Pada saat itu, saya sedang menyelesaikan naskah The Darker Side of the Renaissance (1995), tetapi tidak memasukkan referensi dari artikel yang sedang saya baca ini. Ada banyak yang harus saya pikirkan dan naskahnya sudah dikerangkakan. Karena saya harus segera menyerahkan naskah itu kepada penerbit, saya berkonsentrasi pada ‘kolonialitas’, yang menjadi konsep sentral dalam Local Histories/Global Designs: Coloniality, Subaltern Knowledge and Border Thinking (2000). Setelah penerbitan buku itu, saya menulis artikel teoretis yang panjang, ‘The Geopolitics of Knowledge and Colonial Differences’, yang diterbitkan di South Atlantic Quarterly (2002). Bagi Toulmin, agenda tersembunyi modernitas adalah sungai humanistik yang mengalir di balik rasio instrumental. Bagi saya, agenda tersembunyi (dan sisi yang lebih gelap) dari modernitas adalah kolonialitas. Berikut ini adalah rekap dari pekerjaan yang saya lakukan sejak saat itu bekerja sama dengan para anggota kolektif modernity/coloniality.2

Tesis dasarnya adalah sebagai berikut: ‘modernitas’ adalah narasi Eropa yang menyembunyikan sisi lebih gelapnya, ‘kolonialitas’. Kolonialitas, dengan kata lain, merupakan elemen hakiki pembentuk modernitas—tidak ada modernitas tanpa kolonialitas.3 Oleh karena itu, ekspresi umum ‘modernitas global’ saat ini menyiratkan ‘kolonialitas global’ dalam artinya yang paling sesuai oleh karena matriks kekuasaan kolonial (kolonialitas, singkatnya) sedang diperdebatkan oleh banyak penyanggah: apabila tidak mungkin bisa ada modernitas tanpa kolonialitas, tidak mungkin juga ada modernitas global tanpa kolonilitas global. Itulah logika dunia kapitalis polisentris sekarang ini. Akibatnya, pemikiran dan tindakan de-kolonial muncul, dari abad ke-16 dan seterusnya, sebagai tanggapan terhadap kecenderungan opresif dan imperial dari kekaisaran Eropa modern yang cita-citanya diproyeksikan ke dan diberlakukan di dunia non-Eropa.

 

II

Saya akan mulai dengan dua skenario — yang satu dari abad keenam belas dan yang lainnya dari akhir abad kedua puluh dan dekade pertama abad kedua puluh satu.

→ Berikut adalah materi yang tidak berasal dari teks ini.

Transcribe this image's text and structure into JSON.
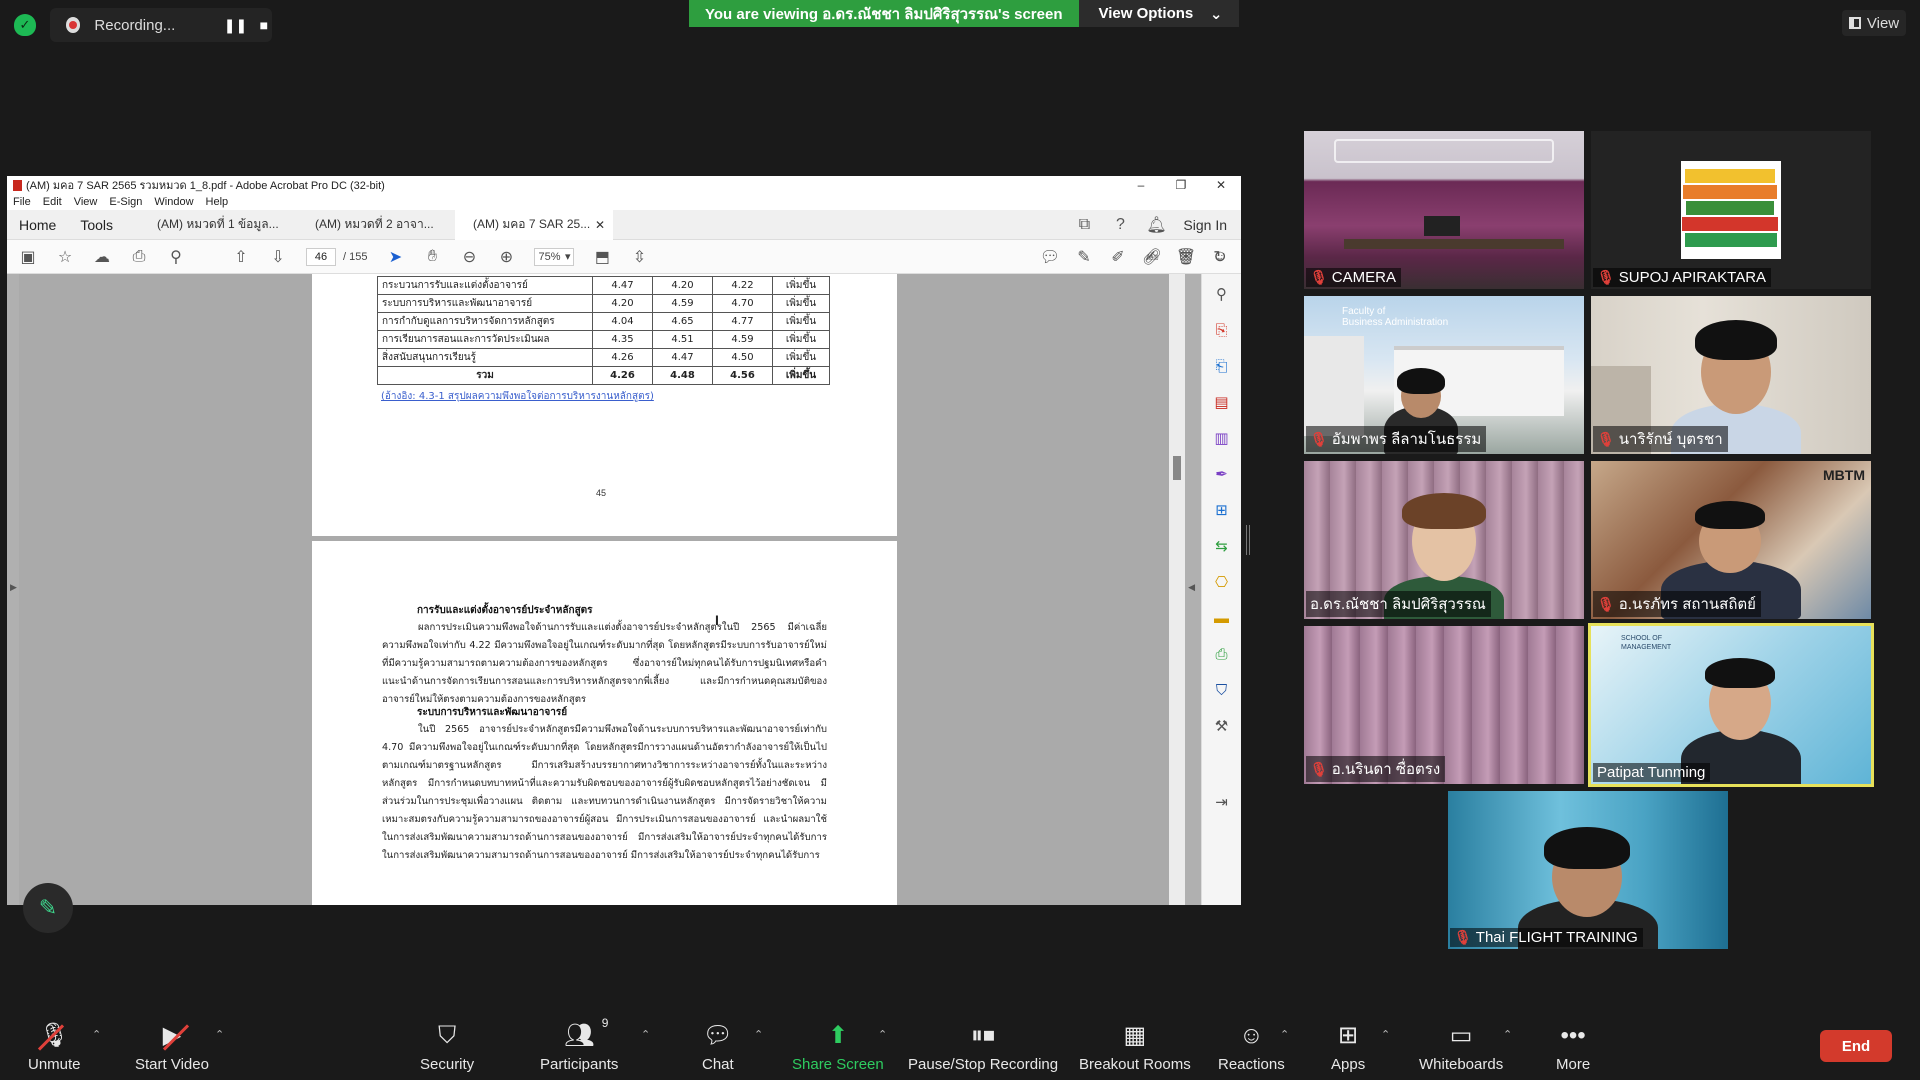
{
  "topbar": {
    "recording_label": "Recording...",
    "share_banner": "You are viewing อ.ดร.ณัชชา ลิมปศิริสุวรรณ's screen",
    "view_options": "View Options",
    "view_label": "View"
  },
  "acrobat": {
    "window_title": "(AM) มคอ 7 SAR 2565 รวมหมวด 1_8.pdf - Adobe Acrobat Pro DC (32-bit)",
    "menu": [
      "File",
      "Edit",
      "View",
      "E-Sign",
      "Window",
      "Help"
    ],
    "nav_home": "Home",
    "nav_tools": "Tools",
    "tabs": [
      "(AM) หมวดที่ 1 ข้อมูล...",
      "(AM) หมวดที่ 2 อาจา...",
      "(AM) มคอ 7 SAR 25..."
    ],
    "sign_in": "Sign In",
    "page_current": "46",
    "page_total": "/ 155",
    "zoom": "75%",
    "table_rows": [
      {
        "label": "กระบวนการรับและแต่งตั้งอาจารย์",
        "v1": "4.47",
        "v2": "4.20",
        "v3": "4.22",
        "trend": "เพิ่มขึ้น"
      },
      {
        "label": "ระบบการบริหารและพัฒนาอาจารย์",
        "v1": "4.20",
        "v2": "4.59",
        "v3": "4.70",
        "trend": "เพิ่มขึ้น"
      },
      {
        "label": "การกำกับดูแลการบริหารจัดการหลักสูตร",
        "v1": "4.04",
        "v2": "4.65",
        "v3": "4.77",
        "trend": "เพิ่มขึ้น"
      },
      {
        "label": "การเรียนการสอนและการวัดประเมินผล",
        "v1": "4.35",
        "v2": "4.51",
        "v3": "4.59",
        "trend": "เพิ่มขึ้น"
      },
      {
        "label": "สิ่งสนับสนุนการเรียนรู้",
        "v1": "4.26",
        "v2": "4.47",
        "v3": "4.50",
        "trend": "เพิ่มขึ้น"
      }
    ],
    "table_total": {
      "label": "รวม",
      "v1": "4.26",
      "v2": "4.48",
      "v3": "4.56",
      "trend": "เพิ่มขึ้น"
    },
    "ref_link": "(อ้างอิง: 4.3-1 สรุปผลความพึงพอใจต่อการบริหารงานหลักสูตร)",
    "page_number": "45",
    "heading1": "การรับและแต่งตั้งอาจารย์ประจำหลักสูตร",
    "para1": "ผลการประเมินความพึงพอใจด้านการรับและแต่งตั้งอาจารย์ประจำหลักสูตรในปี 2565 มีค่าเฉลี่ยความพึงพอใจเท่ากับ 4.22 มีความพึงพอใจอยู่ในเกณฑ์ระดับมากที่สุด โดยหลักสูตรมีระบบการรับอาจารย์ใหม่ที่มีความรู้ความสามารถตามความต้องการของหลักสูตร ซึ่งอาจารย์ใหม่ทุกคนได้รับการปฐมนิเทศหรือคำแนะนำด้านการจัดการเรียนการสอนและการบริหารหลักสูตรจากพี่เลี้ยง และมีการกำหนดคุณสมบัติของอาจารย์ใหม่ให้ตรงตามความต้องการของหลักสูตร",
    "heading2": "ระบบการบริหารและพัฒนาอาจารย์",
    "para2": "ในปี 2565 อาจารย์ประจำหลักสูตรมีความพึงพอใจด้านระบบการบริหารและพัฒนาอาจารย์เท่ากับ 4.70 มีความพึงพอใจอยู่ในเกณฑ์ระดับมากที่สุด โดยหลักสูตรมีการวางแผนด้านอัตรากำลังอาจารย์ให้เป็นไปตามเกณฑ์มาตรฐานหลักสูตร มีการเสริมสร้างบรรยากาศทางวิชาการระหว่างอาจารย์ทั้งในและระหว่างหลักสูตร มีการกำหนดบทบาทหน้าที่และความรับผิดชอบของอาจารย์ผู้รับผิดชอบหลักสูตรไว้อย่างชัดเจน มีส่วนร่วมในการประชุมเพื่อวางแผน ติดตาม และทบทวนการดำเนินงานหลักสูตร มีการจัดรายวิชาให้ความเหมาะสมตรงกับความรู้ความสามารถของอาจารย์ผู้สอน มีการประเมินการสอนของอาจารย์ และนำผลมาใช้ในการส่งเสริมพัฒนาความสามารถด้านการสอนของอาจารย์ มีการส่งเสริมให้อาจารย์ประจำทุกคนได้รับการ ในการส่งเสริมพัฒนาความสามารถด้านการสอนของอาจารย์ มีการส่งเสริมให้อาจารย์ประจำทุกคนได้รับการ"
  },
  "gallery": [
    {
      "name": "CAMERA",
      "muted": true
    },
    {
      "name": "SUPOJ APIRAKTARA",
      "muted": true
    },
    {
      "name": "อัมพาพร ลีลามโนธรรม",
      "muted": true,
      "bg_text1": "Faculty of",
      "bg_text2": "Business Administration"
    },
    {
      "name": "นาริรักษ์ บุตรชา",
      "muted": true
    },
    {
      "name": "อ.ดร.ณัชชา ลิมปศิริสุวรรณ",
      "muted": false
    },
    {
      "name": "อ.นรภัทร สถานสถิตย์",
      "muted": true,
      "bg_text1": "MBTM"
    },
    {
      "name": "อ.นรินดา ซื่อตรง",
      "muted": true
    },
    {
      "name": "Patipat Tunming",
      "muted": false,
      "active": true,
      "bg_text1": "SCHOOL OF",
      "bg_text2": "MANAGEMENT"
    },
    {
      "name": "Thai FLIGHT TRAINING",
      "muted": true
    }
  ],
  "toolbar": {
    "unmute": "Unmute",
    "start_video": "Start Video",
    "security": "Security",
    "participants": "Participants",
    "participant_count": "9",
    "chat": "Chat",
    "share_screen": "Share Screen",
    "pause_stop_recording": "Pause/Stop Recording",
    "breakout_rooms": "Breakout Rooms",
    "reactions": "Reactions",
    "apps": "Apps",
    "whiteboards": "Whiteboards",
    "more": "More",
    "end": "End"
  },
  "colors": {
    "zoom_green": "#2e9e3f",
    "end_red": "#d33a2c",
    "active_speaker": "#e7e15a",
    "mute_red": "#e0403a"
  }
}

2.1 Mari kita bayangkan dunia sekitar tahun 1500. Secara singkat dapat dinyatakan, dunia itu adalah sebuah polisentris dan dunia non-kapitalis. Ada beberapa peradaban yang hidup berdampingan, beberapa di antaranya memiliki sejarah panjang, yang lain terbentuk sekitar waktu itu. Di Cina, Dinasti Ming memerintah dari 1368-1644. China adalah pusat perdagangan dan peradaban sejarah panjang. Sekitar 200 SM, kehuángdian Cina (sering salah disebut ‘Kekaisaran Cina’, sebagaimana halnya kesultanan dipimpin seorang sultan, ketsaran, dipimpin seorang tsar, kehuangdian dipimpin oleh huagdi) hidup berdampingan dengan kekaisaran Romawi. Pada tahun 1500, bekas kekaisaran Romawi menjadi kekaisaran suci Romawi yang terdiri atas suku bangsa-suku bangsa Jermanik, yang masih hidup berdampingan dengan kehuángdian Cina yang dipimpin oleh Dinasti Ming. Muncul dari Pecahnya Khilafah Islam (Dibentuk pada abad keenam dan dipimpin oleh Bani Umayyah pada abad ketujuh dan kedelapan abad, dan oleh Abbasiyah dari abad kedelapan hingga ketiga belas) di abad keempat belas, tiga kesultanan muncul. Kesultanan Utsmaniyah di Anatolia dengan pusatnya di Konstantinopel; kesultanan Safawi dengan pusatnya di Baku, Azerbaijan dan kesultanan Mughal terbentuk dari reruntuhan kesultanan Delhi yang berdiri sejak 1206-1526. Kesultanan Mughal (Sultan pertamanya adalah Babur, keturunan Jenghis Kan dan Timur) berlanjut dari 1526-1707. Pada 1520, orang-orang Moskow telah mengusir Kawanan Emas (Golden Horde) dan menyatakan Moskow sebagai ‘Roma Ketiga’. Sejarah ketsaran Rusia dimulai. Di Afrika, Kerajaan Oyo (di sekitar wilayah yang sekarang ini Nigeria) yang dibentuk oleh bangsa Yoruba, adalah Kerajaan terbesar di Afrika Barat yang ditemui oleh penjelajah Eropa. Kerajaan Benin, yang terbesar kedua di Afrika, berlangsung dari tahun 1440 hingga 1897. Terakhir, suku Inca di Tawantinsuyu dan suku Aztec di Anáhuac adalah dua peradaban mutakhir pada masa kedatangan Spanyol. Apakah yang terjadi kemudian di abad keenam belas itu akan mengubah tatanan dunia dan mengubahnya menjadi yang kita hidupi seperti hari ini? Kedatangan ‘modernitas’ bisa menjadi jawaban yang sederhana dan umum, tapi kapan, bagaimana, mengapa, di mana?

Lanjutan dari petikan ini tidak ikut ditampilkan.